Massenflucht im Kongo: Versagen unter dem Vulkan

Ohne Versorgung fliehen 400.000 Menschen vor einem Vulkansausbruch aus Goma. Um sie kümmert sich weder die kongolesische Regierung noch die Weltgemeinschaft.

Noch rauchende Lava zwischen Häusern

Lava des Vulkans Nyiragongo durchfließt ein Wohngebiet am Stadtrand von Goma Foto: AP

Sie ziehen müde die Straße entlang, oder sie sitzen und warten. Am Wegesrand, auf Feldern, unter Bäumen. Wo die nächste Mahlzeit herkommen soll, ist ein Rätsel und trinkbares Wasser Glückssache. Eine feste Unterkunft hat für sie niemand. Nach Hause dürfen sie nicht, und wie lange sie wegbleiben müssen, weiß keiner.

So ergeht es momentan 400.000 Menschen, die im Osten der Demokratischen Republik Kongo die Stadt Goma verlassen haben, auf Anweisung der Militärbehörden. Die sollen eigentlich im Rahmen eines vorübergehenden Kriegsrechts den staatlichen Kampf gegen bewaffnete Gruppen effektiver gestalten. Nun aber schicken sie Menschen zu Hunderttausenden tief in unsichere Gebiete hinein – ohne Vorbereitung, ohne Organisation, ohne den geringsten Plan. Internationale Helfer werden tagelang nicht eingebunden. Kongos Präsident behauptet derweil, die Lage sei „unter Kontrolle“ und lehnt eine Heimkehr der Menschen ab.

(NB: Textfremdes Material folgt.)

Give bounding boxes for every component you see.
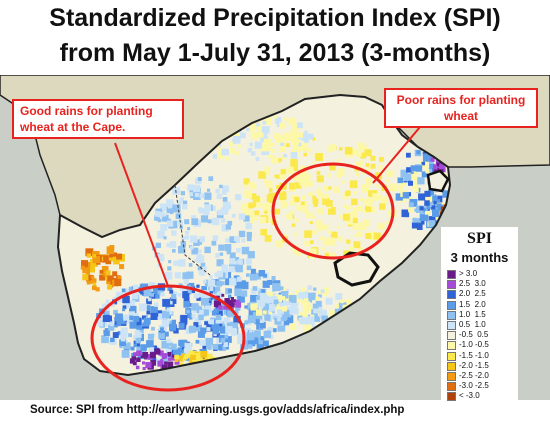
legend-swatch	[447, 290, 456, 300]
good-rains-callout: Good rains for planting wheat at the Cap…	[12, 99, 184, 139]
internal-border	[174, 184, 211, 276]
map-title-line-2: from May 1-July 31, 2013 (3-months)	[59, 39, 491, 67]
legend-subtitle: 3 months	[450, 250, 509, 265]
good-rains-pointer	[114, 142, 169, 287]
legend-label: 0.5 1.0	[459, 320, 486, 329]
legend-item: -1.5 -1.0	[447, 350, 517, 361]
legend-item: 1.5 2.0	[447, 299, 517, 310]
legend-item: 0.5 1.0	[447, 320, 517, 330]
poor-rains-ring	[271, 162, 395, 260]
legend-swatch	[447, 270, 456, 279]
legend-item: -1.0 -0.5	[447, 340, 517, 351]
legend-label: -3.0 -2.5	[459, 381, 489, 391]
legend-item: 2.5 3.0	[447, 279, 517, 290]
legend-label: -1.5 -1.0	[459, 350, 489, 360]
legend-label: 2.5 3.0	[459, 279, 486, 289]
legend-swatch	[447, 331, 456, 341]
legend-label: -2.5 -2.0	[459, 371, 489, 380]
legend-item: -3.0 -2.5	[447, 381, 517, 392]
legend-swatch	[447, 382, 456, 392]
legend-swatch	[447, 300, 456, 310]
poor-rains-callout: Poor rains for planting wheat	[384, 88, 538, 128]
legend-swatch	[447, 351, 456, 361]
poor-rains-pointer	[372, 126, 421, 184]
swaziland-outline	[426, 169, 450, 193]
legend-label: -0.5 0.5	[459, 330, 489, 340]
legend-swatch	[447, 372, 456, 381]
legend-item: 2.0 2.5	[447, 289, 517, 300]
legend-title: SPI	[467, 230, 492, 247]
legend-swatch	[447, 341, 456, 351]
legend-item: -2.0 -1.5	[447, 360, 517, 371]
legend-item: -0.5 0.5	[447, 330, 517, 341]
map-title-line-1: Standardized Precipitation Index (SPI)	[49, 4, 501, 32]
spi-legend: SPI 3 months > 3.0 2.5 3.0 2.0 2.5 1.5 2.0 1…	[441, 227, 518, 409]
legend-swatch	[447, 321, 456, 330]
legend-swatch	[447, 361, 456, 371]
legend-swatch	[447, 392, 456, 402]
legend-swatch	[447, 310, 456, 320]
legend-label: > 3.0	[459, 269, 478, 278]
source-citation: Source: SPI from http://earlywarning.usg…	[30, 404, 405, 416]
lesotho-outline	[333, 251, 380, 287]
south-africa-outline	[56, 93, 452, 377]
legend-swatch	[447, 280, 456, 290]
legend-label: < -3.0	[459, 391, 480, 401]
legend-item: < -3.0	[447, 391, 517, 402]
legend-item: > 3.0	[447, 269, 517, 279]
legend-label: -1.0 -0.5	[459, 340, 489, 350]
legend-label: -2.0 -1.5	[459, 360, 489, 370]
legend-item: -2.5 -2.0	[447, 371, 517, 381]
legend-label: 1.5 2.0	[459, 299, 486, 309]
legend-label: 1.0 1.5	[459, 309, 486, 319]
legend-label: 2.0 2.5	[459, 289, 486, 299]
legend-item: 1.0 1.5	[447, 309, 517, 320]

Das ist Staatsversagen – in Form einer ebenso autoritären wie inkompetenten Befehlshaberei, die an den Menschen völlig vorbeigeht. Natürlich werden die 400.000 Geflohenen aus Goma jetzt nicht wochenlang irgendwo herumsitzen und warten, dass der Vulkan irgendwann erlischt und dass vorher jemand mal einen Teller Bohnen vorbeibringt. Sie werden nach Hause gehen, sobald sie können. Die Militärbehörden werden das nicht goutieren. Sie werden es entweder gewaltsam zu verhindern versuchen, was ein Blutbad bedeutet, oder sie werden es hinnehmen müssen, was ihre Autorität ankratzt. Oder sie werden plötzlich behaupten, jetzt sei die Gefahr gebannt, und können dann nur beten, dass der Vulkan erst nach Ende des Kriegsrechts wieder rumort.

In jedem Fall vertieft sich der Graben des Misstrauens zwischen Staat und Menschen im Kongo weiter. Und dass auch von den internationalen Organisationen, die aus Goma heraus ganz Ostkongo versorgen, kein öffentliches Wort der Kritik am staatlichen Chaos kommt, wird bei den Menschen den Eindruck hinterlassen, ihr Schicksal sei allen egal – den eigenen Regierenden und der Weltgemeinschaft.